Southwest Airlines trimmed its revenue estimate Wednesday, citing flight cancellations due to the Boeing 737 MAX grounding among key factors dragging on earnings.
Southwest, which focuses primarily on travel within the United States, cancelled 9,400 flights in the first quarter, with the Boeing grounding accounting for about a third of that number, the company said in a securities filing.
The disclosure highlighted the hit from the Boeing debacle to US airlines following a Federal Aviation Administration order on March 13 after two deadly crashes involving the aircraft.
Larger carriers American Airlines and United Continental have also signaled a likely hit to earnings resulting from cancelled 737 MAX flights.

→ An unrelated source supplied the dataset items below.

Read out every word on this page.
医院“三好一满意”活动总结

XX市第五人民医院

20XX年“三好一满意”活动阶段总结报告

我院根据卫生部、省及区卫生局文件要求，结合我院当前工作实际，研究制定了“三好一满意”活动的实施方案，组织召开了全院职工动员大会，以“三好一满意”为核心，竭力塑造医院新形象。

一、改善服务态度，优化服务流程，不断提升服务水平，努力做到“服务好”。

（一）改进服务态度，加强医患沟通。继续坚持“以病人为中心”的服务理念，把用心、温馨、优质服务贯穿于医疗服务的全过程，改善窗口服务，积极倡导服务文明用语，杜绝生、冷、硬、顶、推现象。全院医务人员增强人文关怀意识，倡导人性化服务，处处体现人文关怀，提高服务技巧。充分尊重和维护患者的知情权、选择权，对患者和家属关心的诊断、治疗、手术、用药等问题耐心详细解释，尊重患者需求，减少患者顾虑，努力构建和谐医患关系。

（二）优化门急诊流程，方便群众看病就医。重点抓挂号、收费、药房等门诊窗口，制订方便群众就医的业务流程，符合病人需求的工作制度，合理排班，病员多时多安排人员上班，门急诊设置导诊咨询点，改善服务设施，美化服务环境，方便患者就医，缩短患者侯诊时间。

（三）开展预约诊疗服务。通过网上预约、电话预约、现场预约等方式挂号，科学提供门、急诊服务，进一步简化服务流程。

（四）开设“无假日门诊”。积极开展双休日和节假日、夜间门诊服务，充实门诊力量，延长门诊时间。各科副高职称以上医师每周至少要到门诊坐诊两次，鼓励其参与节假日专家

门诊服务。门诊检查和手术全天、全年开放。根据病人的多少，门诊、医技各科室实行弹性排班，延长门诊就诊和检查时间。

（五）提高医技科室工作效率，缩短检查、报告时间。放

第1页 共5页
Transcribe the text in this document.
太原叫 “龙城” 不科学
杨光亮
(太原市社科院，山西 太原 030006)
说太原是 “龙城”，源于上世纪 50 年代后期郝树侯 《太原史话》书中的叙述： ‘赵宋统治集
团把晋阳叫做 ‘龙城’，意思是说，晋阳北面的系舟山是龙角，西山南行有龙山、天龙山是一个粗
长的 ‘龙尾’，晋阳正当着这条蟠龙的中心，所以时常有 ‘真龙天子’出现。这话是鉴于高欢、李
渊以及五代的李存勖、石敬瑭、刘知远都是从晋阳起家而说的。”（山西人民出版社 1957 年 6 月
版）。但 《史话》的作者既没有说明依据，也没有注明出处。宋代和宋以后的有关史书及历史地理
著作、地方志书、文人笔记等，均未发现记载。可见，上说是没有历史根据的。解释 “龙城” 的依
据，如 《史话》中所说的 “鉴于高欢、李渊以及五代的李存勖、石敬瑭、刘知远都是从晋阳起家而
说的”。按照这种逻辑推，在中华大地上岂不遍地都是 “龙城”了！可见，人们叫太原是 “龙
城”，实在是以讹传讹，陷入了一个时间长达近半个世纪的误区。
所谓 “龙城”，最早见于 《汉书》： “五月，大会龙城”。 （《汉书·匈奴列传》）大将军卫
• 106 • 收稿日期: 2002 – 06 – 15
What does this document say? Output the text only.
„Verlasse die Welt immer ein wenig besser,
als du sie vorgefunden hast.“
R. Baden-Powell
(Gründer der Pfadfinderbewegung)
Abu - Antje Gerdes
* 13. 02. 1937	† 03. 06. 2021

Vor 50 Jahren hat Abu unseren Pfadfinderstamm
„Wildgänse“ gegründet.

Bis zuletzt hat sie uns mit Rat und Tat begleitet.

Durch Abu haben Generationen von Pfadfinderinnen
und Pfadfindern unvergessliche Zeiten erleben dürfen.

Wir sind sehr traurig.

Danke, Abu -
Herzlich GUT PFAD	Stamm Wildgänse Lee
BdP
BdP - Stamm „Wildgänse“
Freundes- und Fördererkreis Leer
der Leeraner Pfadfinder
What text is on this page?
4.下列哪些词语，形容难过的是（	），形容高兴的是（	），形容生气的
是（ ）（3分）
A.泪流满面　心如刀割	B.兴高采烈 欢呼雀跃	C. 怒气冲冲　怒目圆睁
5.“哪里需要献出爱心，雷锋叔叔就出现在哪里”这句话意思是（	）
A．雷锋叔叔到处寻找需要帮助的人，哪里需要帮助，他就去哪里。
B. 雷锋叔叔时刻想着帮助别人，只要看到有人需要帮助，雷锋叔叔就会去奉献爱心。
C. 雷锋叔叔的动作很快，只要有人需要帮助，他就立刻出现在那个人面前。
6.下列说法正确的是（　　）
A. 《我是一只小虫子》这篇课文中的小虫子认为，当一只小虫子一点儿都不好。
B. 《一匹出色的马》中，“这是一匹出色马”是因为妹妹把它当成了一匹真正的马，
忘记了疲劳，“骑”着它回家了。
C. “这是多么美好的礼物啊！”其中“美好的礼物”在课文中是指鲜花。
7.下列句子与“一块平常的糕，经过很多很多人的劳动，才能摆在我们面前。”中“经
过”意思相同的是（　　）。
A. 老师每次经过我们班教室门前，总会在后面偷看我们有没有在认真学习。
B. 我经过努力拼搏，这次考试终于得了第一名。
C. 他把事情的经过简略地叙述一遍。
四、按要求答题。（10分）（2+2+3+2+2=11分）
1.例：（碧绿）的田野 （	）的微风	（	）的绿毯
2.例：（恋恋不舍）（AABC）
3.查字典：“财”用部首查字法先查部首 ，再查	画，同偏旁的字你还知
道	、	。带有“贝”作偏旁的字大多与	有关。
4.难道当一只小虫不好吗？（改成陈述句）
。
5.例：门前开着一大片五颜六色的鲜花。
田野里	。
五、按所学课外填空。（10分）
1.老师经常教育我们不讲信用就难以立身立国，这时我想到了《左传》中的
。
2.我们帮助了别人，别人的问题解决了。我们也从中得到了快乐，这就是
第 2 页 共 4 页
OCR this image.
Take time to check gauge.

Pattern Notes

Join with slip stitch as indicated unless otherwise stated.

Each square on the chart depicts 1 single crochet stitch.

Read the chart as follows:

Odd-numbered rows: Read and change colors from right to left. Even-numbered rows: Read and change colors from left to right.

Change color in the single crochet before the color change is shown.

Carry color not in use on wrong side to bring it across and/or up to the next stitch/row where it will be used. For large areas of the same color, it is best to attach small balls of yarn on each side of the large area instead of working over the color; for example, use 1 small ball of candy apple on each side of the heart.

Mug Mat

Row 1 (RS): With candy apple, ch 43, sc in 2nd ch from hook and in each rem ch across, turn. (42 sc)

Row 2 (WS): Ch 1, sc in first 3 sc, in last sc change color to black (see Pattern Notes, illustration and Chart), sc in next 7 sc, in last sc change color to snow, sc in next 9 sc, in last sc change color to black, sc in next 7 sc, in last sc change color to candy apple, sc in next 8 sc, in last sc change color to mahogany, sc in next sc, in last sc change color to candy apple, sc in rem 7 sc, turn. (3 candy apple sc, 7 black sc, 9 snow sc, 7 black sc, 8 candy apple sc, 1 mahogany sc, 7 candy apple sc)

About 40 percent of Southwest’s flights were cancelled due to weather, with the remaining 30 percent resulting from maintenance disruptions connected to talks with a mechanics union.
In total, these cancelations will result in $150 million in lost revenues in the first quarter, on top of the previous hit of $60 million due to lost business from the government shutdown, the airline said.
Despite the hit from the cancelled flights, shares of Southwest and other US carriers rose Wednesday after Southwest described solid consumer demand.
Dallas-based Southwest has grounded all 34 of its 737 MAX 8 aircraft and also has 41 remaining MAX deliveries scheduled in 2019, with more than 300 orders and options beyond this year.
“Due to the current uncertainty regarding the duration of the MAX groundings and any requirements for reinstatement of the aircraft into service, it is difficult for the company to forecast the impact of the MAX groundings beyond first quarter 2019,” Southwest said.
American Airlines, which has 24 Boeing MAX 8 planes and an additional 76 on order, said in a March 25 securities filing that it was unable to estimate the financial hit from the FAA order, but that complying with the mandate is causing “significant disruption to our customers and financial costs to us.”
United Continental said in a March 15 filing that the FAA grounding, which affected about 40 flights per day, had not yet significantly impacted financial performance.
“However, the financial and operational impact to the company is expected to increase if the grounding extends into the peak summer travel season,” United said.
– Solid customer demand –
Shares of Southwest rose 1.9 percent at midday to $49.66, while American gained 2.3 percent to $30.90 and United 1.2 percent to $78.45.
Delta Air Lines and Jet Blue, two carriers that don’t fly the 737 MAX, also rose.
The gains came as the broader S&P 500 fell 0.7 percent.
CFRA Analyst Jim Corridore said investors welcomed the detail from Southwest on costs of the 737 MAX grounding, as well as its description of a solid demand environment.
Southwest trimmed its estimate for revenue per seat mile, but still forecast two to three percent growth in the first quarter compared with last year. It also said it expects “strong” growth in the second quarter.
Carriers that do not fly the MAX “will benefit from the demand environment Southwest mentioned,” Corridore said.
US carriers are scheduled to report first-quarter earnings in the latter half of April.